Why it matters: Satellite data has been used to monitor how human activities are changing Earth's climate. Now it's being used to attempt to alter those activities and take action against that change.

• "Pixels are great but nobody really wants pixels except as a step to answering their questions about how the world is changing and how that should assess and inform their decisionmaking," Steven Brumby, CEO and co-founder of Impact Observatory, which uses AI to create maps from satellite data, tells Axios in an email.

What's happening: Several satellite companies are beginning to use their capabilities to guide on-the-ground actions that contribute to cuts in greenhouse gas emissions.

• UK-based satellite company Inmarsat, which provides telecommunications to the shipping and agriculture industries, is working with Brazilian railway operator Rumo to optimize train trips — and reduce fuel use.
• Maritime shipping, which relies on heavy fuel oil, is another sector where satellites could help to reduce emissions by routing ships more efficiently and prevent communications-caused delays, says Inmarsat's CEO Rajeev Suri. The industry contributes 3% of global greenhouse gas emissions.
• Carbon capture, innovations in steel and cement production, and other inventions are important for addressing climate change, Suri says.
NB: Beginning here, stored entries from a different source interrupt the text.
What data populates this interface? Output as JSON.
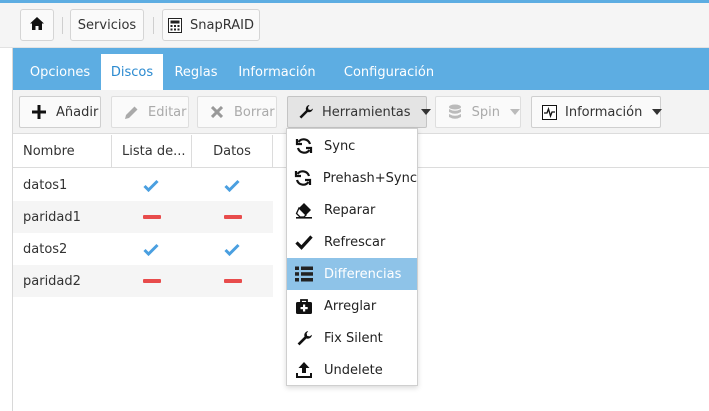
{
  "breadcrumb": {
    "home_icon": "home-icon",
    "items": [
      {
        "label": "Servicios"
      },
      {
        "label": "SnapRAID",
        "icon": "calculator-icon"
      }
    ]
  },
  "tabs": [
    {
      "label": "Opciones",
      "active": false
    },
    {
      "label": "Discos",
      "active": true
    },
    {
      "label": "Reglas",
      "active": false
    },
    {
      "label": "Información",
      "active": false
    },
    {
      "label": "Configuración",
      "active": false
    }
  ],
  "toolbar": {
    "add": {
      "label": "Añadir",
      "icon": "plus-icon",
      "disabled": false
    },
    "edit": {
      "label": "Editar",
      "icon": "pencil-icon",
      "disabled": true
    },
    "delete": {
      "label": "Borrar",
      "icon": "times-icon",
      "disabled": true
    },
    "tools": {
      "label": "Herramientas",
      "icon": "wrench-icon",
      "open": true
    },
    "spin": {
      "label": "Spin",
      "icon": "database-icon",
      "disabled": true
    },
    "info": {
      "label": "Información",
      "icon": "heartbeat-icon",
      "disabled": false
    }
  },
  "table": {
    "columns": [
      "Nombre",
      "Lista de...",
      "Datos"
    ],
    "rows": [
      {
        "name": "datos1",
        "list": true,
        "data": true
      },
      {
        "name": "paridad1",
        "list": false,
        "data": false
      },
      {
        "name": "datos2",
        "list": true,
        "data": true
      },
      {
        "name": "paridad2",
        "list": false,
        "data": false
      }
    ]
  },
  "menu": {
    "items": [
      {
        "label": "Sync",
        "icon": "refresh-icon"
      },
      {
        "label": "Prehash+Sync",
        "icon": "refresh-icon"
      },
      {
        "label": "Reparar",
        "icon": "eraser-icon"
      },
      {
        "label": "Refrescar",
        "icon": "check-icon"
      },
      {
        "label": "Differencias",
        "icon": "list-icon",
        "highlighted": true
      },
      {
        "label": "Arreglar",
        "icon": "medkit-icon"
      },
      {
        "label": "Fix Silent",
        "icon": "wrench-icon"
      },
      {
        "label": "Undelete",
        "icon": "upload-icon"
      }
    ]
  },
  "colors": {
    "accent": "#5dade2",
    "check": "#4a9fe0",
    "dash": "#e84c4c",
    "menu_highlight": "#8ec3e8"
  }
}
But using satellites is "potentially low-hanging fruit because these technologies are already available."

Other satellites are also tracking emissions of methane — a strong greenhouse gas — from landfills and oil and gas production.
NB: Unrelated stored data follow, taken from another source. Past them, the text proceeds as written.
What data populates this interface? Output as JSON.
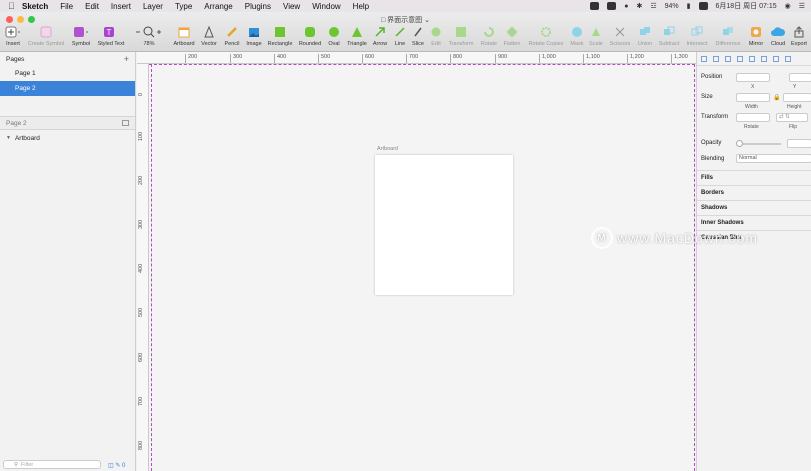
{
  "menubar": {
    "items": [
      "Sketch",
      "File",
      "Edit",
      "Insert",
      "Layer",
      "Type",
      "Arrange",
      "Plugins",
      "View",
      "Window",
      "Help"
    ],
    "battery": "94%",
    "datetime": "6月18日 周日  07:15"
  },
  "window": {
    "title": "界面示意图"
  },
  "toolbar": {
    "tools": [
      {
        "label": "Insert",
        "icon": "plus-icon"
      },
      {
        "label": "Create Symbol",
        "icon": "create-symbol-icon"
      },
      {
        "label": "Symbol",
        "icon": "symbol-icon"
      },
      {
        "label": "Styled Text",
        "icon": "styled-text-icon"
      },
      {
        "label": "78%",
        "icon": "zoom-icon"
      },
      {
        "label": "Artboard",
        "icon": "artboard-icon"
      },
      {
        "label": "Vector",
        "icon": "vector-pen-icon"
      },
      {
        "label": "Pencil",
        "icon": "pencil-icon"
      },
      {
        "label": "Image",
        "icon": "image-icon"
      },
      {
        "label": "Rectangle",
        "icon": "rectangle-icon"
      },
      {
        "label": "Rounded",
        "icon": "rounded-rectangle-icon"
      },
      {
        "label": "Oval",
        "icon": "oval-icon"
      },
      {
        "label": "Triangle",
        "icon": "triangle-icon"
      },
      {
        "label": "Arrow",
        "icon": "arrow-icon"
      },
      {
        "label": "Line",
        "icon": "line-icon"
      },
      {
        "label": "Slice",
        "icon": "slice-icon"
      },
      {
        "label": "Edit",
        "icon": "edit-icon"
      },
      {
        "label": "Transform",
        "icon": "transform-icon"
      },
      {
        "label": "Rotate",
        "icon": "rotate-icon"
      },
      {
        "label": "Flatten",
        "icon": "flatten-icon"
      },
      {
        "label": "Rotate Copies",
        "icon": "rotate-copies-icon"
      },
      {
        "label": "Mask",
        "icon": "mask-icon"
      },
      {
        "label": "Scale",
        "icon": "scale-icon"
      },
      {
        "label": "Scissors",
        "icon": "scissors-icon"
      },
      {
        "label": "Union",
        "icon": "union-icon"
      },
      {
        "label": "Subtract",
        "icon": "subtract-icon"
      },
      {
        "label": "Intersect",
        "icon": "intersect-icon"
      },
      {
        "label": "Difference",
        "icon": "difference-icon"
      },
      {
        "label": "Mirror",
        "icon": "mirror-icon"
      },
      {
        "label": "Cloud",
        "icon": "cloud-icon"
      },
      {
        "label": "Export",
        "icon": "export-icon"
      }
    ]
  },
  "pages_panel": {
    "title": "Pages",
    "pages": [
      "Page 1",
      "Page 2"
    ],
    "selected_page": "Page 2",
    "layers_title": "Page 2",
    "layers": [
      "Artboard"
    ],
    "filter_placeholder": "Filter",
    "bottom_count": "0"
  },
  "ruler": {
    "x_ticks": [
      "200",
      "300",
      "400",
      "500",
      "600",
      "700",
      "800",
      "900",
      "1,000",
      "1,100",
      "1,200",
      "1,300"
    ],
    "y_ticks": [
      "0",
      "100",
      "200",
      "300",
      "400",
      "500",
      "600",
      "700",
      "800"
    ]
  },
  "canvas": {
    "artboard_label": "Artboard"
  },
  "inspector": {
    "position_label": "Position",
    "x_label": "X",
    "y_label": "Y",
    "size_label": "Size",
    "width_label": "Width",
    "height_label": "Height",
    "transform_label": "Transform",
    "rotate_label": "Rotate",
    "flip_label": "Flip",
    "opacity_label": "Opacity",
    "blending_label": "Blending",
    "blending_value": "Normal",
    "sections": [
      "Fills",
      "Borders",
      "Shadows",
      "Inner Shadows",
      "Gaussian Blur"
    ]
  },
  "watermark": {
    "text": "www.MacDown.com"
  },
  "colors": {
    "accent": "#3b83d8",
    "artboard_guide": "#b24bc0"
  }
}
• "It's a needle in a haystack problem. There are literally millions of potential leak points all over the world," says Stéphane Germain, founder and CEO of GHGSat, which monitors methane emissions from its six satellites in orbit.
• A satellite dedicated to honing in on carbon dioxide emissions is due to launch later this year.

Read the entire story.

There’s a ring around this dwarf planet. It shouldn’t be there. (Kenneth Chang — NYT)

Neuroscientists listened in for a week on people’s brains. They found order and chaos. (Jessica Hamzelou — MIT Tech Review)

How fingerprints form was a mystery — until now. (McKenzie Prillaman — Science News)

FRIDA, an AI-driven robotic arm, is using human commands to make paintings that could help anyone become the artist they've always wished to be, Axios' Laurin-Whitney Gottbrath writes.

Why it matters: The Carnegie Mellon University team behind FRIDA, named after renowned Mexican painter Frida Kahlo, hopes the robotics initiative will "promote human creativity rather than replacing it, by providing intuitive ways for humans to express their ideas using natural language or sample images."

How it works: FRIDA, which stands for Framework and Robotics Initiative for Developing Arts, creates a painting based on inputs, like language descriptions or images.

• Unlike existing simulation environments used for robot painting, FRIDA is able to adapt "to the stochastic nature of using paint and a brush by continually re-planning and re-assessing its semantic goals based on its visual perception of the painting progress," FRIDA's creators wrote.
• The intrigue: FRIDA made an abstract painting of a dancing frog from the voice command of "a frog ballerina" and a painting of a landscape.

What they're saying: "FRIDA can help someone experiencing physical barriers to creating visual art," Peter Schaldenbrand, a Ph.D. student at CMU's School of Computer Science and one of the robot's creators told CNET.

• "FRIDA can also help people who don't have time to engage in art as it can automate some of the tedious elements. We are now moving forward and working with people to see the range of Frida's capabilities."